Moving readings wind up marathon poetry festival
It began with a stiff climb early one morning in April to commemorate the centenary of the death of Edward Thomas, and ended in July with an evening of powerful and moving poetry, interspersed with classical guitar. In between the events at Steep and in nearby Petersfield there had been others held in bookshops, libraries, churches and local halls across the South Downs national park, including a weekend of poetry in Lewes, East Sussex.
The second year of the South Downs poetry festival concluded on Saturday night at St Petersfield parish hall in Petersfield with a beautiful duet reading by Jewish-American poets Wendy Klein and Norbert Hirschhorn, pictured below, followed by a set by Raymond Antrobus, pictured right, that received a standing ovation from a smallish but very appreciative audience.
Wendy Klein said she first met Norbert Hirschhorn at a poetry reading some time ago “when this gentleman came up and kissed my hand”. They read his touching poem ‘From Podwoloczyska to Ellis Island’, about a young couple heading for America, together at Petersfield.
Hirschhorn’s long poem ‘Confessions’ was laced with dark humour - “we are God’s Chosen People. / I wonder what we were chosen for” – and concluded with a painful, poignant vision. The poet comes upon a couple in Sainsburys, “a shrunken old man, straggled beard – Jewish, surely – and his tiny wife, too much lipstick” and suddenly sees them “holding hands, walking along a cobbled street / too slow for the men in boots, guns, and thumbs / in their belts.”

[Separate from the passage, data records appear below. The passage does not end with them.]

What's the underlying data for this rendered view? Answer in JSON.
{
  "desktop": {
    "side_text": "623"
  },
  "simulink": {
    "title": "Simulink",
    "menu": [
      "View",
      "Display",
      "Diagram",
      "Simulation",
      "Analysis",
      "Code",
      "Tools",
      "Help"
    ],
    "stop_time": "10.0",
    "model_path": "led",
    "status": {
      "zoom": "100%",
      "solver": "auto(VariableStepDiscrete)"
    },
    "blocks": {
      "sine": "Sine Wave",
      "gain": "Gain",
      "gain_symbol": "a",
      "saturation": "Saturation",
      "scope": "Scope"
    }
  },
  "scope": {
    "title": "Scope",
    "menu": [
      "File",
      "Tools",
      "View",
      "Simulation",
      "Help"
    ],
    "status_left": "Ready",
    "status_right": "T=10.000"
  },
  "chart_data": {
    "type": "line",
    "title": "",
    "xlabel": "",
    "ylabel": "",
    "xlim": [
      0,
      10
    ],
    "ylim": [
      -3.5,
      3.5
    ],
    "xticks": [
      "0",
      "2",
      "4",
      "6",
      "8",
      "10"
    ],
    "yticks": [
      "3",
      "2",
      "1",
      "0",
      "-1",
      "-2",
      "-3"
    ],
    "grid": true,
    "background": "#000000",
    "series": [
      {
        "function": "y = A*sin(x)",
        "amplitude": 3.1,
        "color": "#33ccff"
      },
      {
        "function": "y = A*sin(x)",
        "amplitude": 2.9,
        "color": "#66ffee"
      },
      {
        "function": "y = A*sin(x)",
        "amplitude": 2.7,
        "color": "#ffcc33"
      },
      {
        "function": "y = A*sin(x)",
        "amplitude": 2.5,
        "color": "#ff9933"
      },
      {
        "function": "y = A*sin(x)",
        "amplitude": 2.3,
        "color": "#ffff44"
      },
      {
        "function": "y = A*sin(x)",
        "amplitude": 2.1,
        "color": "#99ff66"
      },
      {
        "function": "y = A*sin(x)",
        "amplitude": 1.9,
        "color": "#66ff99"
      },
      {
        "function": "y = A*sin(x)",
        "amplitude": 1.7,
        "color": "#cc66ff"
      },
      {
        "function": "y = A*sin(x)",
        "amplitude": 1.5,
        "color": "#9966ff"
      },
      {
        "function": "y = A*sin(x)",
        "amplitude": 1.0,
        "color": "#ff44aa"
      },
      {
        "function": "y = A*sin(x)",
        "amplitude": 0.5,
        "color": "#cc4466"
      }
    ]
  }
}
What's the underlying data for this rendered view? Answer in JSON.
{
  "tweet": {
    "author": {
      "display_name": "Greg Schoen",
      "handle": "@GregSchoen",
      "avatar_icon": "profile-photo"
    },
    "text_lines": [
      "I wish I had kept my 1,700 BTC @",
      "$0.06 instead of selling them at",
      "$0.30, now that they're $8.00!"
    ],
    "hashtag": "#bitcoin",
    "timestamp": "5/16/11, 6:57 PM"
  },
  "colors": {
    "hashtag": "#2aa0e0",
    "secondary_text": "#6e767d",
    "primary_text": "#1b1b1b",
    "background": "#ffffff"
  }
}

They were followed by English poet Charlotte Innes, now resident in Los Angeles, and also with Jewish heritage. ‘An Old Story’ describes her coming upon a book that refers to the tragic separation of her grandfather and grandmother on a train to Switzerland – he arrested, she crawling across the border.

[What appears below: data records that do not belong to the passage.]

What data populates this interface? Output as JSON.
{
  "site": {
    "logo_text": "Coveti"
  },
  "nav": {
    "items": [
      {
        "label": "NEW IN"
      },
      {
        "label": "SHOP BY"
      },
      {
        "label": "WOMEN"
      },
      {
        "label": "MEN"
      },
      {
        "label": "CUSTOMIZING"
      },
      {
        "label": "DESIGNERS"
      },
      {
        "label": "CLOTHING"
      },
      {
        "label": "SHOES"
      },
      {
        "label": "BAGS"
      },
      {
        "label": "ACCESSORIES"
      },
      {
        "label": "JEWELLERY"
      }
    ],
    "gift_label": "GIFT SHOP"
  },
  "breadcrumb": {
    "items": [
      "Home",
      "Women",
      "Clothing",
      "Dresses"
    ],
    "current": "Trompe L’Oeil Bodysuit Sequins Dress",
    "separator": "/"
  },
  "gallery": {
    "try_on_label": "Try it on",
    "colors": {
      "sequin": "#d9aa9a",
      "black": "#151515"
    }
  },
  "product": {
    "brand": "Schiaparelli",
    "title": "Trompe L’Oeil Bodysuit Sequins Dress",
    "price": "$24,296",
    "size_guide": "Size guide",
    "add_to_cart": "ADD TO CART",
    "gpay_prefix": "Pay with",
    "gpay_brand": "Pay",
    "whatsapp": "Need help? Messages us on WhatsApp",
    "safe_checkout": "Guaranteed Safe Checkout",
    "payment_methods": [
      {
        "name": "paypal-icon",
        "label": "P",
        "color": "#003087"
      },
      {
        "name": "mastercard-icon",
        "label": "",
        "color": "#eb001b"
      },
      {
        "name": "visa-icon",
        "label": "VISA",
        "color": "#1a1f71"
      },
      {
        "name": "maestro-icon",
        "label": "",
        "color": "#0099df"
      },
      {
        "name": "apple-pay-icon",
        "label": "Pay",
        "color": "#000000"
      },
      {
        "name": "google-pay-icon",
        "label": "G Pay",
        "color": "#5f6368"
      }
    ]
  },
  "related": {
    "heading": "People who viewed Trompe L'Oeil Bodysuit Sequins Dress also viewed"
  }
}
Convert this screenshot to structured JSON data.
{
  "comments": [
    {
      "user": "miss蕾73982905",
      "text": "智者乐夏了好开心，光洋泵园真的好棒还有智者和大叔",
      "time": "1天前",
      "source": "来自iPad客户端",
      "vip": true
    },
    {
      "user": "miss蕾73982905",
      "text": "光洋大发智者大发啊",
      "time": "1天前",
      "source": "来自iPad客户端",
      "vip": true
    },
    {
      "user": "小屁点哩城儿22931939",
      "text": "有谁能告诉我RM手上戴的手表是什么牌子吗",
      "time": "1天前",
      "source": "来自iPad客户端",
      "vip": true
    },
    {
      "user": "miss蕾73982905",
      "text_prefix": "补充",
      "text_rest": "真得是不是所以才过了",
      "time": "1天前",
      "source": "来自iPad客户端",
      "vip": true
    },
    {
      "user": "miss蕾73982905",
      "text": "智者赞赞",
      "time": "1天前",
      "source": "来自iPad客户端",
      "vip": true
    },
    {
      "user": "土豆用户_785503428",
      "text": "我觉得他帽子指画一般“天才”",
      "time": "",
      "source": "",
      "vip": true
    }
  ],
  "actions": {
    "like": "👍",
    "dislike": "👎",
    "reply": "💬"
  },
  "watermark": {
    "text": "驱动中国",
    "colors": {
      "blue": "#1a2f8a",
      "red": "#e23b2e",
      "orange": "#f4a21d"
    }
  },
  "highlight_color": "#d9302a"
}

Raymond Antrobus is a British-Jamaican poet, born and bred in east London. He engages with the audience from the start, and talks about his deafness: “I was born deaf. Deafness comes with a whole culture. Two years ago I became a teacher of poetry for deaf young people.” His angry, lyrical poem about deafness is addressed to ‘Dear Hearing World’: “Deaf voices go missing like sound in space, and I have left Earth to find them.”
Another poem described the shooting dead by a US traffic cop of a deaf man who was unable to make himself understood. An “unfinished” pantoum – “the deaf son who slurs his speech … I like making dad laugh … I say my mistake again … He says Raymond, you’re something else” – received rapturous applause. It’s difficult to find something with fresh insight about dementia, but Antrobus succeeds brilliantly in his uplifting, optimistic poem ‘Goodnight Africa Man.’

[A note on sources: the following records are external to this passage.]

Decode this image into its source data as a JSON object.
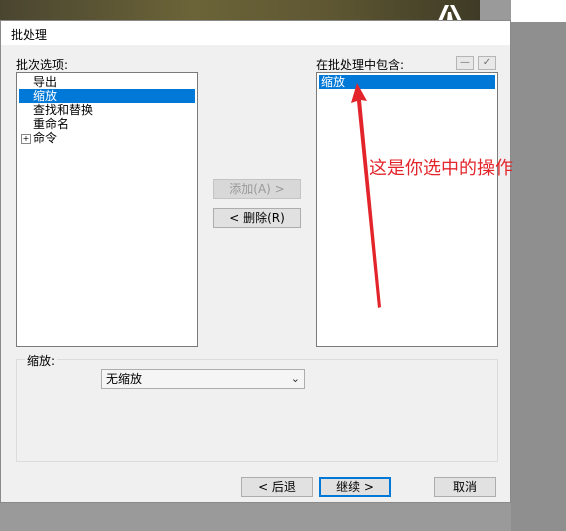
{
  "window": {
    "title": "批处理"
  },
  "left_panel": {
    "label": "批次选项:",
    "items": [
      {
        "label": "导出"
      },
      {
        "label": "缩放"
      },
      {
        "label": "查找和替换"
      },
      {
        "label": "重命名"
      },
      {
        "label": "命令"
      }
    ],
    "selected_index": 1
  },
  "right_panel": {
    "label": "在批处理中包含:",
    "items": [
      {
        "label": "缩放"
      }
    ],
    "minus_label": "—",
    "check_label": "✓"
  },
  "buttons": {
    "add": "添加(A) >",
    "remove": "< 删除(R)",
    "back": "< 后退",
    "continue": "继续 >",
    "cancel": "取消"
  },
  "scale": {
    "label": "缩放:",
    "selected": "无缩放"
  },
  "annotation": {
    "text": "这是你选中的操作",
    "color": "#e3252b"
  },
  "colors": {
    "selection": "#0078d7"
  }
}
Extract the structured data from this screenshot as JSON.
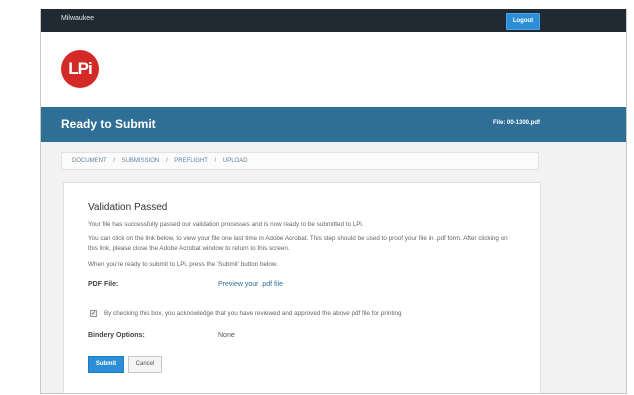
{
  "header": {
    "user_name": "Milwaukee",
    "logout_label": "Logout"
  },
  "logo": {
    "text": "LPi"
  },
  "title_bar": {
    "title": "Ready to Submit",
    "file_label": "File: 00-1300.pdf"
  },
  "breadcrumb": {
    "items": [
      "DOCUMENT",
      "SUBMISSION",
      "PREFLIGHT",
      "UPLOAD"
    ],
    "separator": "/"
  },
  "validation": {
    "title": "Validation Passed",
    "para1": "Your file has successfully passed our validation processes and is now ready to be submitted to LPi.",
    "para2": "You can click on the link below, to view your file one last time in Adobe Acrobat. This step should be used to proof your file in .pdf form. After clicking on this link, please close the Adobe Acrobat window to return to this screen.",
    "para3": "When you're ready to submit to LPi, press the 'Submit' button below.",
    "pdf_file_label": "PDF File:",
    "pdf_file_link": "Preview your .pdf file",
    "checkbox_mark": "✓",
    "checkbox_text": "By checking this box, you acknowledge that you have reviewed and approved the above pdf file for printing",
    "bindery_label": "Bindery Options:",
    "bindery_value": "None",
    "submit_label": "Submit",
    "cancel_label": "Cancel"
  },
  "colors": {
    "topbar": "#1f2a33",
    "title_bar": "#2f6f96",
    "accent": "#2c8fd6",
    "logo": "#d42a27"
  }
}
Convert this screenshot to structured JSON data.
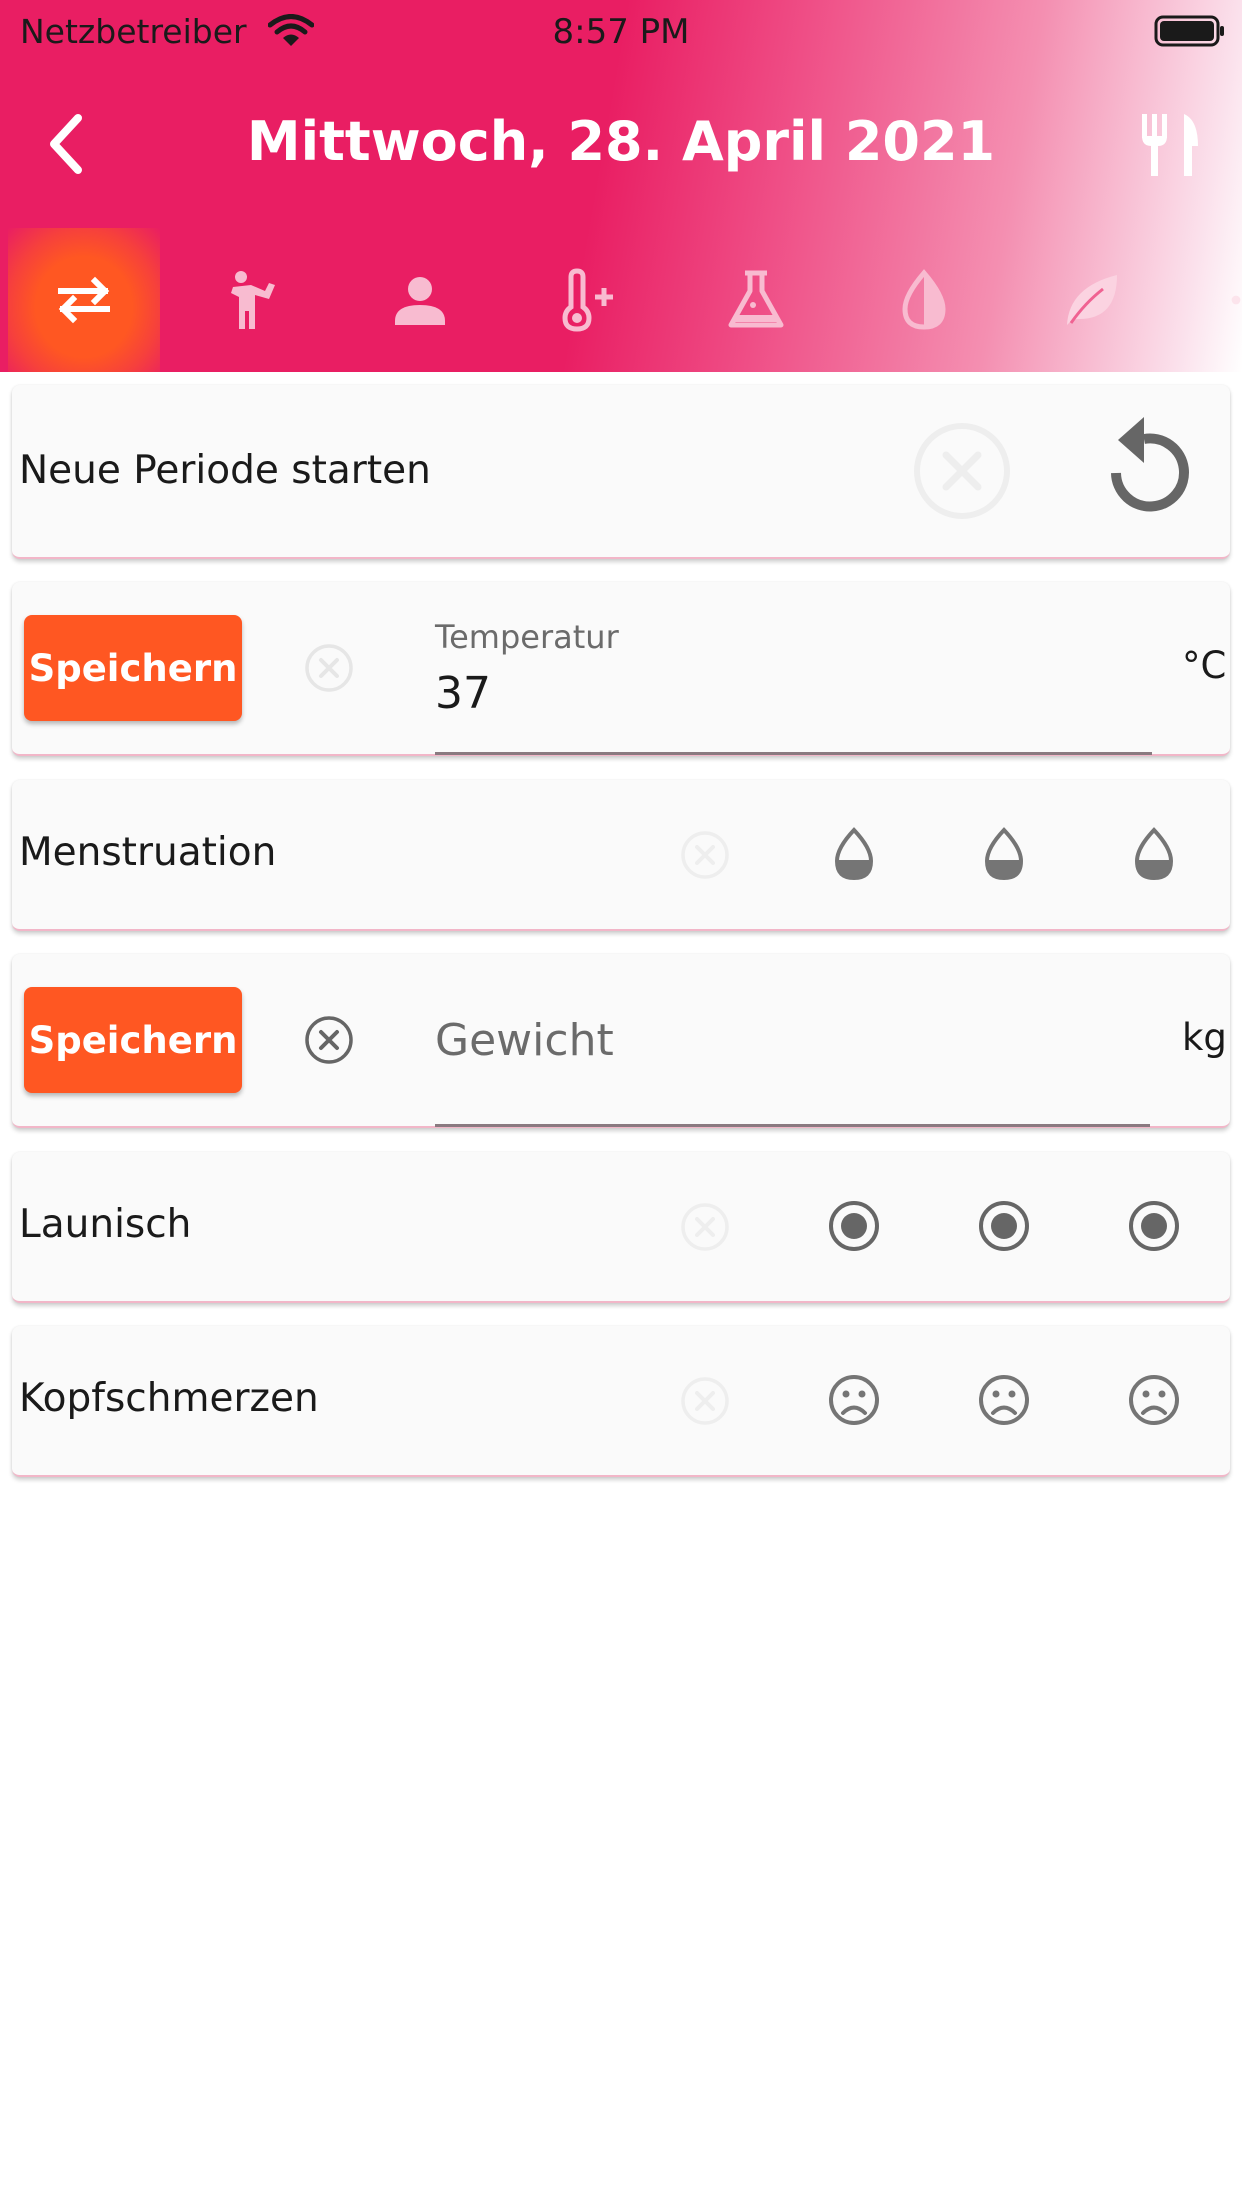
{
  "status_bar": {
    "carrier": "Netzbetreiber",
    "time": "8:57 PM"
  },
  "header": {
    "title": "Mittwoch, 28. April 2021",
    "back_icon": "chevron-left-icon",
    "action_icon": "restaurant-icon"
  },
  "tabs": [
    {
      "icon": "swap-icon",
      "active": true
    },
    {
      "icon": "activity-person-icon",
      "active": false
    },
    {
      "icon": "person-icon",
      "active": false
    },
    {
      "icon": "thermometer-plus-icon",
      "active": false
    },
    {
      "icon": "flask-icon",
      "active": false
    },
    {
      "icon": "contrast-drop-icon",
      "active": false
    },
    {
      "icon": "leaf-icon",
      "active": false
    },
    {
      "icon": "circle-icon",
      "active": false
    }
  ],
  "cards": {
    "period": {
      "label": "Neue Periode starten"
    },
    "temperature": {
      "save_label": "Speichern",
      "field_label": "Temperatur",
      "value": "37",
      "unit": "°C"
    },
    "menstruation": {
      "label": "Menstruation"
    },
    "weight": {
      "save_label": "Speichern",
      "placeholder": "Gewicht",
      "unit": "kg"
    },
    "mood": {
      "label": "Launisch"
    },
    "headache": {
      "label": "Kopfschmerzen"
    }
  },
  "colors": {
    "primary": "#e91e63",
    "accent": "#ff5722",
    "card": "#fafafa",
    "icon_gray": "#757575"
  }
}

We also enjoyed the classical guitar skills of Dennis Cooke, that were as refreshing as a cooling drink in between some of the readings. I would recommend such musical interludes at more poetry events, and found his evocation of Spain especially moving, in that our daughter is due to give birth to our first grandchild in Andalusia in a month’s time.
When I arrived before the start of the evening readings Mandy Pannett, a member of the festival team, was delivering Philip Larkin’s ‘Church Going’ to a small group of poetry lovers outside the church – a wonderful way to get you in the mood. Congratulations to the small team led by festival director Tim Dawes that has come up with such a varied programme over the last few months.
I had other commitments but regret not attending more of the festival events, particularly the early-morning climb up Shoulder of Mutton Hill for a reading of Edward Thomas poems at the Poet’s Stone on 9 April. I will have to make my own pilgrimage, in my own time.